Chang Liu, China: "My Dream is to Let People Around the World Understand China"
Chang Liu was crowned as the most talented young chef in China during the S.Pellegrino Young Chef 2016 semi-finals held in July in Shanghai.
The sous-chef from Beijing will now compete at an international level at the Grand Final against 19 other young chefs for a chance of being crowned S.Pellegrino Young Chef 2016.
Liu will present his signature dish of Union is based on local ingredients that include Chinese mitten crab, winter bamboo shoots, century egg and sweet-scented osmanthus from different regions of China.
We caught up with him ahead of the Grand Final to find out more about his representation of China on a plate.
My dish is unique because …
This dish expresses the concept of ‘union’ in Chinese culture. Food materials are from different regions and seasons. The flavors differ from each other and reflect differences between regions. The memories of Chinese in different periods and places may be recalled by different flavors, such as memories of the seasons and home. The charm of traditional food material appears when a novel combination is used, which show Chinese respect and understanding for food, even awe for the nature.
What are the main influences in your signature dish?
I want the whole world to understand Chinese culture, Chinese taste, not from abroad or from Chinatown nor some very famous Chinese dishes, I hope that we are beginning to understand China from China's different regions endemic, traditional local ingredients. Various regions have different interpretations of the same ingredients and different cooking methods, or different ingredients are combined with traditional culture in the local. My dishes are formed by what I said above.
How are you collaborating with your S.Pellegrino Young Chef mentor, Steven Liu, in order to perfect your dish for the final?
Chef Steven Liu is very famous in China, I am very honoured to work with him, he gives me advice on my dish. I am also trying to make my dish even more perfect to be qualified to compete against other chefs from other countries.
What led you to choosing a career in the kitchen?
In fact, there was no particular incentive to choosing to be a chef after graduating from junior high school, I didn’t choose to senior high school but to go to cooking school. When I made my first complete dish, I secretly hid behind the door watching guests smile after tasting my dish, maybe that’s the time when I made a decision to do well and create happiness for my guests.
Who has been a mentor to you throughout your career?
There are three people, the first is Alberto Bombardela I started working with him for five years together, he continued inspiring me to improve my efficiency, I continued to practise myself, so I have the ability to deal with the difficulties that I may have.
The second is Rene Redzepi, working in noma seems that I opened the door to a new world, which makes me learn more about ingredients and nature, learn to listen, learn to communicate, I am very grateful to him.
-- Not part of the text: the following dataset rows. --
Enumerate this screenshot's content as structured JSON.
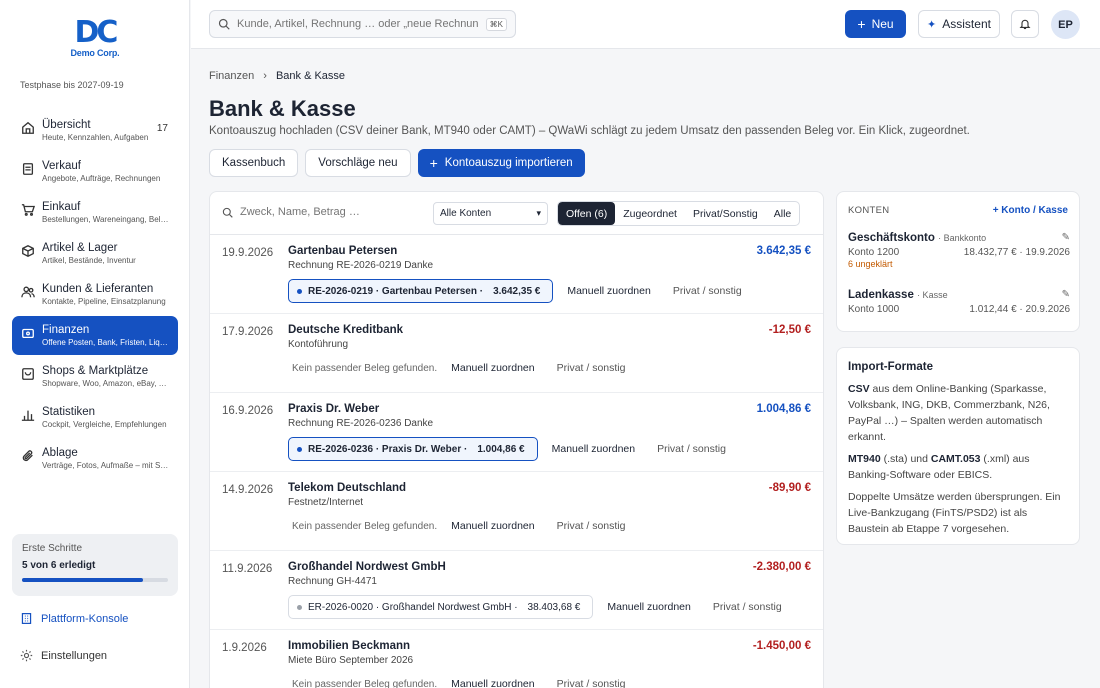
{
  "sidebar": {
    "logo_mark": "DC",
    "logo_text": "Demo Corp.",
    "trial": "Testphase bis 2027-09-19",
    "items": [
      {
        "label": "Übersicht",
        "sub": "Heute, Kennzahlen, Aufgaben",
        "count": "17",
        "icon": "home-icon"
      },
      {
        "label": "Verkauf",
        "sub": "Angebote, Aufträge, Rechnungen",
        "icon": "receipt-icon"
      },
      {
        "label": "Einkauf",
        "sub": "Bestellungen, Wareneingang, Belege",
        "icon": "cart-icon"
      },
      {
        "label": "Artikel & Lager",
        "sub": "Artikel, Bestände, Inventur",
        "icon": "box-icon"
      },
      {
        "label": "Kunden & Lieferanten",
        "sub": "Kontakte, Pipeline, Einsatzplanung",
        "icon": "users-icon"
      },
      {
        "label": "Finanzen",
        "sub": "Offene Posten, Bank, Fristen, Liquidität",
        "icon": "wallet-icon",
        "active": true
      },
      {
        "label": "Shops & Marktplätze",
        "sub": "Shopware, Woo, Amazon, eBay, Etsy",
        "icon": "shop-icon"
      },
      {
        "label": "Statistiken",
        "sub": "Cockpit, Vergleiche, Empfehlungen",
        "icon": "chart-icon"
      },
      {
        "label": "Ablage",
        "sub": "Verträge, Fotos, Aufmaße – mit Suche",
        "icon": "paperclip-icon"
      }
    ],
    "steps": {
      "title": "Erste Schritte",
      "progress_text": "5 von 6 erledigt",
      "progress": 0.83
    },
    "platform_link": "Plattform-Konsole",
    "settings_link": "Einstellungen"
  },
  "topbar": {
    "search_placeholder": "Kunde, Artikel, Rechnung … oder „neue Rechnung“",
    "shortcut": "⌘K",
    "new_label": "Neu",
    "assistant_label": "Assistent",
    "avatar": "EP"
  },
  "breadcrumb": {
    "parent": "Finanzen",
    "current": "Bank & Kasse"
  },
  "page": {
    "title": "Bank & Kasse",
    "subtitle": "Kontoauszug hochladen (CSV deiner Bank, MT940 oder CAMT) – QWaWi schlägt zu jedem Umsatz den passenden Beleg vor. Ein Klick, zugeordnet.",
    "btn_kassenbuch": "Kassenbuch",
    "btn_vorschlaege": "Vorschläge neu",
    "btn_import": "Kontoauszug importieren"
  },
  "filters": {
    "search_placeholder": "Zweck, Name, Betrag …",
    "account_select": "Alle Konten",
    "tabs": [
      "Offen (6)",
      "Zugeordnet",
      "Privat/Sonstig",
      "Alle"
    ]
  },
  "transactions": [
    {
      "date": "19.9.2026",
      "name": "Gartenbau Petersen",
      "desc": "Rechnung RE-2026-0219 Danke",
      "amount": "3.642,35 €",
      "sign": "pos",
      "match": "RE-2026-0219 · Gartenbau Petersen ·",
      "match_amount": "3.642,35 €",
      "match_type": "blue",
      "manual": "Manuell zuordnen",
      "private": "Privat / sonstig"
    },
    {
      "date": "17.9.2026",
      "name": "Deutsche Kreditbank",
      "desc": "Kontoführung",
      "amount": "-12,50 €",
      "sign": "neg",
      "nomatch": "Kein passender Beleg gefunden.",
      "manual": "Manuell zuordnen",
      "private": "Privat / sonstig"
    },
    {
      "date": "16.9.2026",
      "name": "Praxis Dr. Weber",
      "desc": "Rechnung RE-2026-0236 Danke",
      "amount": "1.004,86 €",
      "sign": "pos",
      "match": "RE-2026-0236 · Praxis Dr. Weber ·",
      "match_amount": "1.004,86 €",
      "match_type": "blue",
      "manual": "Manuell zuordnen",
      "private": "Privat / sonstig"
    },
    {
      "date": "14.9.2026",
      "name": "Telekom Deutschland",
      "desc": "Festnetz/Internet",
      "amount": "-89,90 €",
      "sign": "neg",
      "nomatch": "Kein passender Beleg gefunden.",
      "manual": "Manuell zuordnen",
      "private": "Privat / sonstig"
    },
    {
      "date": "11.9.2026",
      "name": "Großhandel Nordwest GmbH",
      "desc": "Rechnung GH-4471",
      "amount": "-2.380,00 €",
      "sign": "neg",
      "match": "ER-2026-0020 · Großhandel Nordwest GmbH ·",
      "match_amount": "38.403,68 €",
      "match_type": "grey",
      "manual": "Manuell zuordnen",
      "private": "Privat / sonstig"
    },
    {
      "date": "1.9.2026",
      "name": "Immobilien Beckmann",
      "desc": "Miete Büro September 2026",
      "amount": "-1.450,00 €",
      "sign": "neg",
      "nomatch": "Kein passender Beleg gefunden.",
      "manual": "Manuell zuordnen",
      "private": "Privat / sonstig"
    }
  ],
  "konten": {
    "header": "KONTEN",
    "add": "+ Konto / Kasse",
    "accounts": [
      {
        "name": "Geschäftskonto",
        "type": "· Bankkonto",
        "number": "Konto 1200",
        "balance": "18.432,77 € · 19.9.2026",
        "warning": "6 ungeklärt"
      },
      {
        "name": "Ladenkasse",
        "type": "· Kasse",
        "number": "Konto 1000",
        "balance": "1.012,44 € · 20.9.2026"
      }
    ]
  },
  "formats": {
    "title": "Import-Formate",
    "p1_bold": "CSV",
    "p1": " aus dem Online-Banking (Sparkasse, Volksbank, ING, DKB, Commerzbank, N26, PayPal …) – Spalten werden automatisch erkannt.",
    "p2_bold1": "MT940",
    "p2_mid": " (.sta) und ",
    "p2_bold2": "CAMT.053",
    "p2_end": " (.xml) aus Banking-Software oder EBICS.",
    "p3": "Doppelte Umsätze werden übersprungen. Ein Live-Bankzugang (FinTS/PSD2) ist als Baustein ab Etappe 7 vorgesehen."
  }
}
The third is my chef, Yoji Tokuyoshi, he let me show my ideas in his restaurant as much as possible , we discuss and progress, just like friends, and he has been taught us the new ideas and new cooking techniques without reservation, I am also very grateful to him.
What are your professional ambitions?
I have realized the importance of traditional cooking method when I learn about modern cooking methods. I have also known that understanding and respecting different food material from different regions should come to the first before combining them when I cook both Chinese food and western food. I devote myself to mixing my cooking style with traditional Chinese cooking style, hoping to promote Chinese food to all over the world during meals, which may contribute to introducing Chinese culture to the world as well.
What’s the best dish you ever tasted? - where did you eat it and who cooked it?
The most delicious food that I have ever had is what my mother cooked, my mother is not a professional chef, but from her food I can taste the passion for cooking, this is what I want my guests can feel from my cooking in the future.
What is the most exciting/challenging element of the S.Pellegrino Young Chef competition for you?
I am very excited that I was able to win the final in China and have the chance to compete with other outstanding chefs from other countries in the world. This competition is like a bridge linking culture of each country together by food, but we can also learn from each other communicate with each other, which is very exciting.
What will you do if you win the competition?
If I win the competition, I think winning is not an end, but a beginning. I would still stick to my dream and let people around the world understand China, Chinese ingredients, Chinese culture, and learn to communicate continuously to promote the whole industry.